In­ter­d­iszip­linäre Ta­gung: „Lieder, die Geschichte schreiben“

Marburg, 07.-09.03.2024

Deadline: 30.11.2023

Musikwissenschaftliches Institut, Philipps-Universität
Organisation: Dr. Maria Behrendt & Prof. Dr. Anne Holzmüller

Das Ringen um historische Deutungshoheiten ist derzeit zugespitzt wie selten zuvor. Wo unterschiedliche soziale und politische Gruppen die maximierten Potenziale des medialen Meinungsapparats zu nutzen wissen und wo das Bewusstsein über die imaginative, sprachlich und kulturell konstruierte Dimension von Geschichte (White 1987) sowie über die daraus zu schöpfenden Machtpotentiale im breiten gesellschaftlichen Bewusstsein verankert sind, gewinnt die Darstellung von Geschichte unmittelbar Brisanz. Doch selbstverständlich ist dieses meinungspolitische Ringen um Geschichtsbilder und historische Prozesse selbst kein Gegenwartsphänomen, sondern selbst historisch. Kunst und (Alltags-)Kultur waren schon immer ganz entscheidende Akteure in diesen Aushandlungsprozessen, in denen es um die Legitimation von Machtansprüchen ebenso wie um politischen Protest, um die Performanz kultureller oder nationaler Zugehörigkeit ebenso wie um nostalgische Unterhaltung oder das Aufrufen historischer ‚Stimmungen‘ geht.
Für das Lied mit seinen viralen, d.h. hochgradig beweglichen und ansteckenden Qualitäten, gilt und galt das immer schon in besonderem Maße. Unsere interdisziplinäre Tagung „Lieder, die Geschichte schreiben“ widmet sich in historisch wie systematisch bewusst breit angelegtem Zuschnitt den vielfältigen Potenzialen von Liedern, Geschichte aufzuzeichnen, darzustellen, zu verbreiten oder auch selbst zu beeinflussen und zu verändern.

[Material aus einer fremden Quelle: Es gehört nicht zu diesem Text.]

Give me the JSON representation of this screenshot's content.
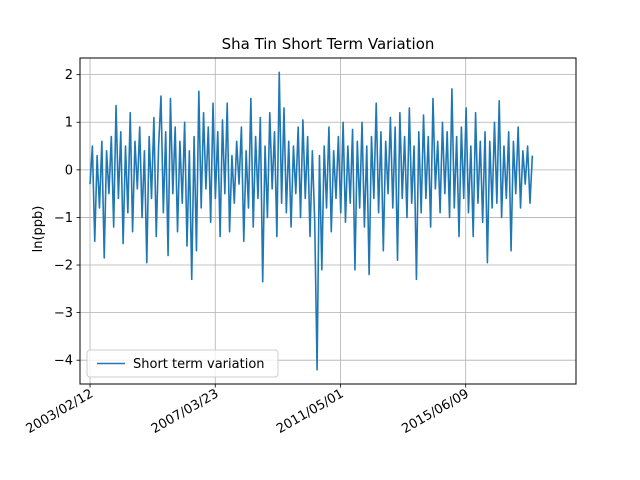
{
  "chart_data": {
    "type": "line",
    "title": "Sha Tin Short Term Variation",
    "xlabel": "",
    "ylabel": "ln(ppb)",
    "x_tick_labels": [
      "2003/02/12",
      "2007/03/23",
      "2011/05/01",
      "2015/06/09"
    ],
    "xlim": [
      "2002/10/15",
      "2019/01/20"
    ],
    "ylim": [
      -4.5,
      2.35
    ],
    "y_ticks": [
      2,
      1,
      0,
      -1,
      -2,
      -3,
      -4
    ],
    "y_tick_labels": [
      "2",
      "1",
      "0",
      "−1",
      "−2",
      "−3",
      "−4"
    ],
    "grid": true,
    "legend": {
      "position": "lower-left",
      "entries": [
        "Short term variation"
      ]
    },
    "color": "#1f77b4",
    "x_start": "2003/02/12",
    "x_end": "2017/08/15",
    "series": [
      {
        "name": "Short term variation",
        "values": [
          -0.3,
          0.5,
          -1.5,
          0.3,
          -0.8,
          0.6,
          -1.85,
          0.4,
          -0.5,
          0.7,
          -1.2,
          1.35,
          -0.6,
          0.8,
          -1.55,
          0.5,
          -0.9,
          1.2,
          -1.3,
          0.6,
          -0.4,
          0.9,
          -1.0,
          0.4,
          -1.95,
          0.7,
          -0.6,
          1.1,
          -1.4,
          0.5,
          1.55,
          -0.9,
          0.8,
          -1.8,
          1.5,
          -0.5,
          0.9,
          -1.3,
          0.6,
          -0.7,
          1.0,
          -1.6,
          0.4,
          -2.3,
          0.7,
          -1.7,
          1.65,
          -0.8,
          1.2,
          -0.4,
          0.9,
          -1.1,
          1.4,
          -0.6,
          0.8,
          -1.4,
          1.05,
          -0.5,
          1.4,
          -1.3,
          0.3,
          -0.7,
          0.6,
          -0.3,
          0.9,
          -1.5,
          0.4,
          -0.8,
          1.5,
          -1.2,
          0.7,
          -0.6,
          1.1,
          -2.35,
          0.5,
          -1.0,
          1.2,
          -0.4,
          0.8,
          -1.4,
          2.05,
          -0.7,
          1.3,
          -0.9,
          0.6,
          -1.2,
          0.5,
          -0.5,
          0.9,
          -1.0,
          1.05,
          -0.6,
          0.7,
          -1.4,
          0.4,
          -1.1,
          -4.2,
          0.3,
          -2.1,
          0.5,
          -0.8,
          0.9,
          -1.3,
          0.4,
          -0.6,
          0.7,
          -0.9,
          1.0,
          -1.1,
          0.5,
          -0.7,
          0.85,
          -2.1,
          0.6,
          -0.8,
          1.0,
          -1.2,
          0.5,
          -2.2,
          0.7,
          -0.6,
          1.4,
          -0.9,
          0.8,
          -1.7,
          0.6,
          -0.5,
          1.1,
          -0.8,
          0.9,
          -1.9,
          1.2,
          -0.6,
          0.7,
          -1.0,
          1.3,
          -0.7,
          0.5,
          -2.3,
          0.8,
          -0.9,
          1.15,
          -0.6,
          0.7,
          -1.2,
          1.5,
          -0.4,
          0.6,
          -0.9,
          1.0,
          -0.5,
          0.8,
          -1.0,
          1.7,
          -0.8,
          0.7,
          -1.4,
          0.9,
          -0.6,
          1.3,
          -0.9,
          0.5,
          -1.4,
          1.2,
          -0.7,
          0.6,
          -1.1,
          0.8,
          -1.95,
          0.6,
          -0.8,
          1.0,
          -0.7,
          1.45,
          -1.0,
          0.5,
          -0.6,
          0.8,
          -1.7,
          0.6,
          -0.5,
          0.9,
          -0.8,
          0.4,
          -0.3,
          0.5,
          -0.7,
          0.3
        ]
      }
    ]
  }
}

Unsere Tagung geht davon, dass Lieder in mehrfacher Hinsicht das Potenzial haben, „Geschichte zu schreiben“: (1) Sie transportieren bestimmte Geschichtsbilder, Narrative und Deutungen, die zur Imagination und Konstitution von Geschichte beitragen (Maus 1991, White 1987), sowohl als rückblickende Historisierung als auch als vorausschauende Modellierung von Geschichtsversionen; (2) sie können als Ausdruck ihres Mobilisierungspotentials unmittelbar Einfluss auf das Zeitgeschehen nehmen, wobei der Verbund von Musik und Text in der kleinen Form nicht nur zur agitativen Durchschlagskraft, sondern auch zur Sloganisierung, Verkürzung und Verzerrung der Inhalte führen kann (Tucker 2008); (3) und sie können als besonders nachhaltige ‚Zeitreisende‘ von immer neuen, wechselnden historischen Kontexten geprägt werden und so selbst zum Aufschreibemedium historischen Wandels in der Zeit werden.

Mögliche Vortragsthemen können sich in folgenden Kategorien bewegen, sind aber nicht auf diese begrenzt:

  • Lieder, die Vergangenheit oder historische Prozesse narrativieren und vermitteln (Geschichtsballade, Friedenslieder, Hymnen, nostalgische Folksongs, koloniale Geschichtsbilder im Lied, etc.)
  • Lieder, die sich auf textlicher oder musikalischer Ebene einer historisierenden Ästhetik bedienen (Mittelalterrock, Sea Shanties, Zitate, Folkloreanleihen im Folkrock und im New Age)
  • Lieder, die historische Entwicklungen angestoßen oder beeinflusst haben (politisches Lied, Protestsongs, nachträglich politisierte Lieder wie “Somewhere over the Rainbow”)
  • Lieder, die als stabile Einheit oder Rekombination von Musik und Text (Kontrafaktur, Parodie) durch die Geschichte wandern und sich so immer wieder unterschiedlichen historischen Situationen einschreiben („Bella Ciao”, „Innsbruck ich muss Dich lassen”, „Die Gedanken sind frei“)

Abstracts von 250 Wörtern sind bis zum 30.11. an maria.behrendt@uni-marburg.de zu senden. Die
Benachrichtigung über die Annahme erfolgt bis spätestens 15.12.